Complex and Holistic Systems Thinking – Future worlds are examined as an interconnected system whose various components interact in non-obvious ways. Beyond routine analysis and prediction of past correlations, future complexity requires the innovation skills of qualitative synthesis, systems thinking and enlightened storytelling to achieve understanding and communicate possibilities.
Options Mindset and Decision Making under Uncertainty – Creating many types and numbers of potential strategic options and shaping and focusing on the best few is necessary to deal with inherent uncertainty. You need the right decision-making tools and methods, the ones developed and used by innovators.
Most importantly, innovation is a process that is creative first, then analytic. It is evidence-based, not data-driven. It is a process that expands the range of potential realities. Planning is necessary, but plans need to be derived from the visions we create. In this time of non-linear change, it is the creative approach that will let us rethink and recreate an anti-fragile strategy.

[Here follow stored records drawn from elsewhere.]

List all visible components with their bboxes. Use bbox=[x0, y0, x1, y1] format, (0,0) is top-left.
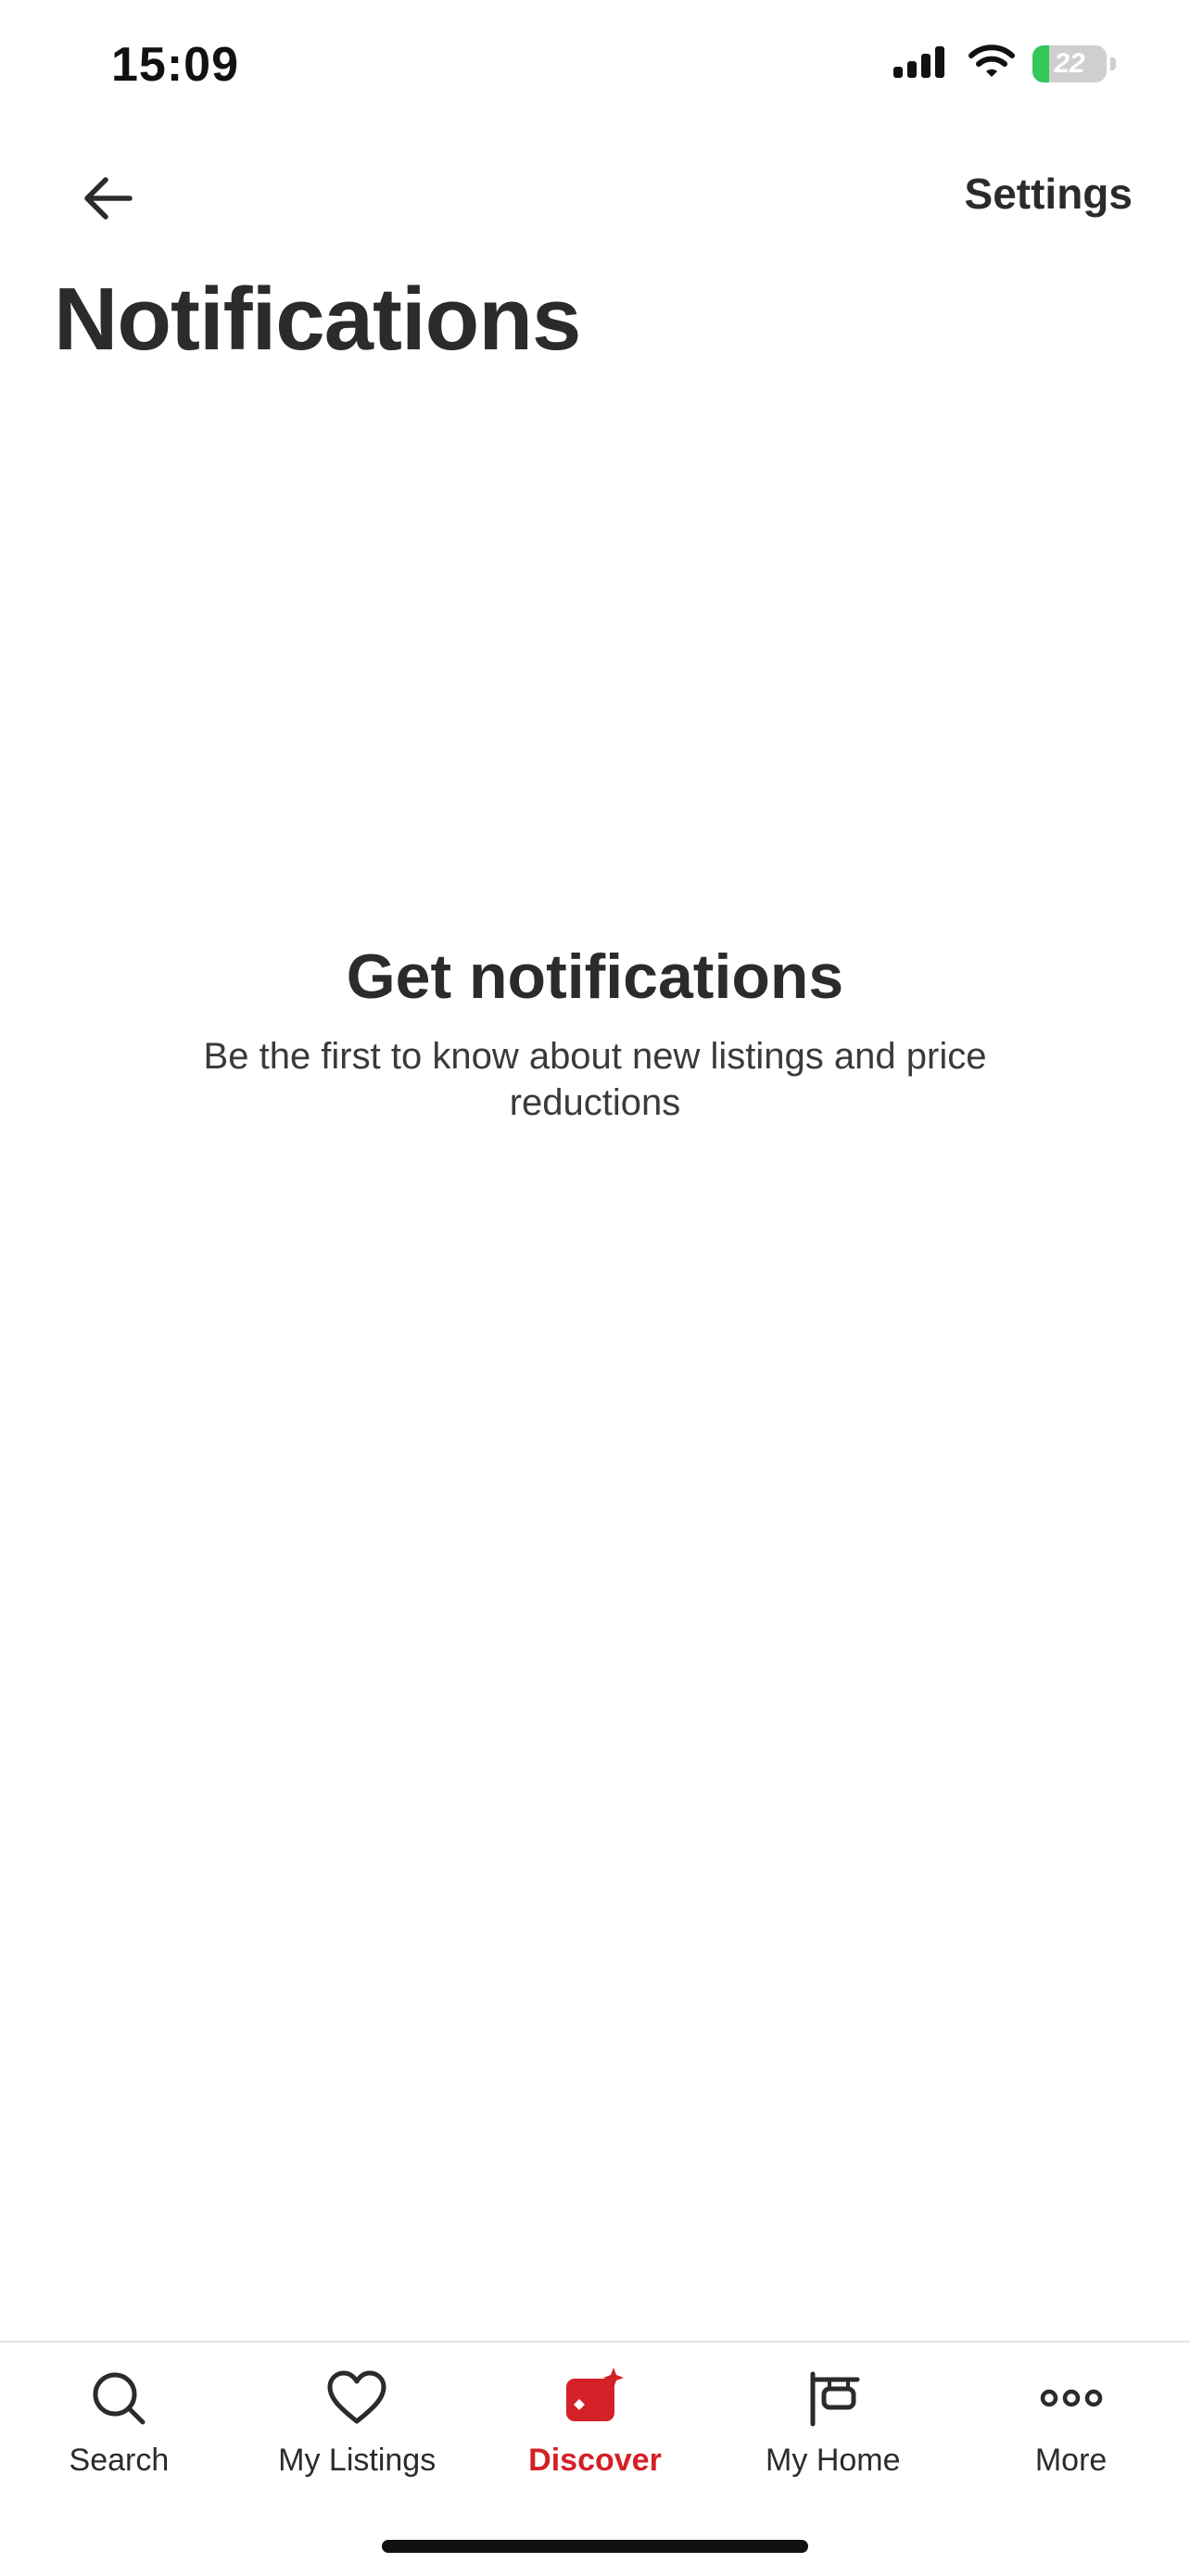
tab-my-home[interactable]: My Home bbox=[714, 2342, 952, 2491]
navigation-bar: Settings bbox=[0, 148, 1190, 241]
tab-my-listings[interactable]: My Listings bbox=[238, 2342, 476, 2491]
tab-label: Search bbox=[69, 2443, 170, 2478]
status-time: 15:09 bbox=[111, 38, 239, 92]
tab-label: My Home bbox=[766, 2443, 901, 2478]
status-bar: 15:09 22 bbox=[0, 0, 1190, 130]
empty-state: Get notifications Be the first to know a… bbox=[0, 941, 1190, 1126]
discover-icon bbox=[562, 2365, 628, 2431]
tab-search[interactable]: Search bbox=[0, 2342, 238, 2491]
tab-discover[interactable]: Discover bbox=[476, 2342, 715, 2491]
battery-indicator: 22 bbox=[1032, 44, 1107, 82]
home-indicator bbox=[382, 2540, 808, 2553]
back-button[interactable] bbox=[70, 163, 145, 237]
more-icon bbox=[1038, 2365, 1105, 2431]
tab-label: My Listings bbox=[278, 2443, 437, 2478]
settings-button[interactable]: Settings bbox=[965, 169, 1133, 219]
home-sign-icon bbox=[800, 2365, 867, 2431]
empty-state-description: Be the first to know about new listings … bbox=[203, 1036, 987, 1123]
wifi-icon bbox=[968, 43, 1016, 84]
empty-state-title: Get notifications bbox=[346, 941, 844, 1012]
tab-label: Discover bbox=[528, 2443, 662, 2478]
tab-more[interactable]: More bbox=[952, 2342, 1190, 2491]
cellular-signal-icon bbox=[892, 43, 951, 84]
battery-cap bbox=[1110, 57, 1116, 70]
page-title: Notifications bbox=[54, 270, 581, 369]
arrow-left-icon bbox=[82, 176, 133, 225]
status-icons: 22 bbox=[892, 43, 1116, 84]
tab-label: More bbox=[1034, 2443, 1108, 2478]
heart-icon bbox=[323, 2365, 390, 2431]
search-icon bbox=[85, 2365, 152, 2431]
battery-level: 22 bbox=[1054, 47, 1085, 79]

Now is the Right Time for a Dual-Path Strategy Approach
The transformation we are in right now is unique. It is requiring urgent and unprecedented action and causing new behaviors, individually and collectively. It is creating stresses that most of us have not experienced before. It is a time for physical distancing and social togetherness. It is a time for action and advocacy, but also a time for reflection. It may seem odd to advocate for long-term thinking when things are changing at lightning speed and it takes supreme effort just to survive and adapt to the sudden new reality. But that is exactly what is both needed and possible right now.
Some of us now have time that is, perhaps, unlike any time we have ever had in our professional careers. While our top priority is helping our companies through this unprecedented time, we often find that we have some individual time in which we can contemplate and think deeply. Many of us, whose days were only recently consumed by constant meetings, immediate priorities and looming performance metrics, are now finding time to take a breath and do some deep thinking. What we do with this time will, in many respects, determine how well we, and our companies, do 2, 5, or 10 years from now.
Amidst all the urgency, focus most of your attention on the now, but spend at least a little of your precious time on what you and your company want to be when a new, future equilibrium is reached. This is the dual-path thinking that will be needed to make you, your team and your company strong, resilient and anti-fragile.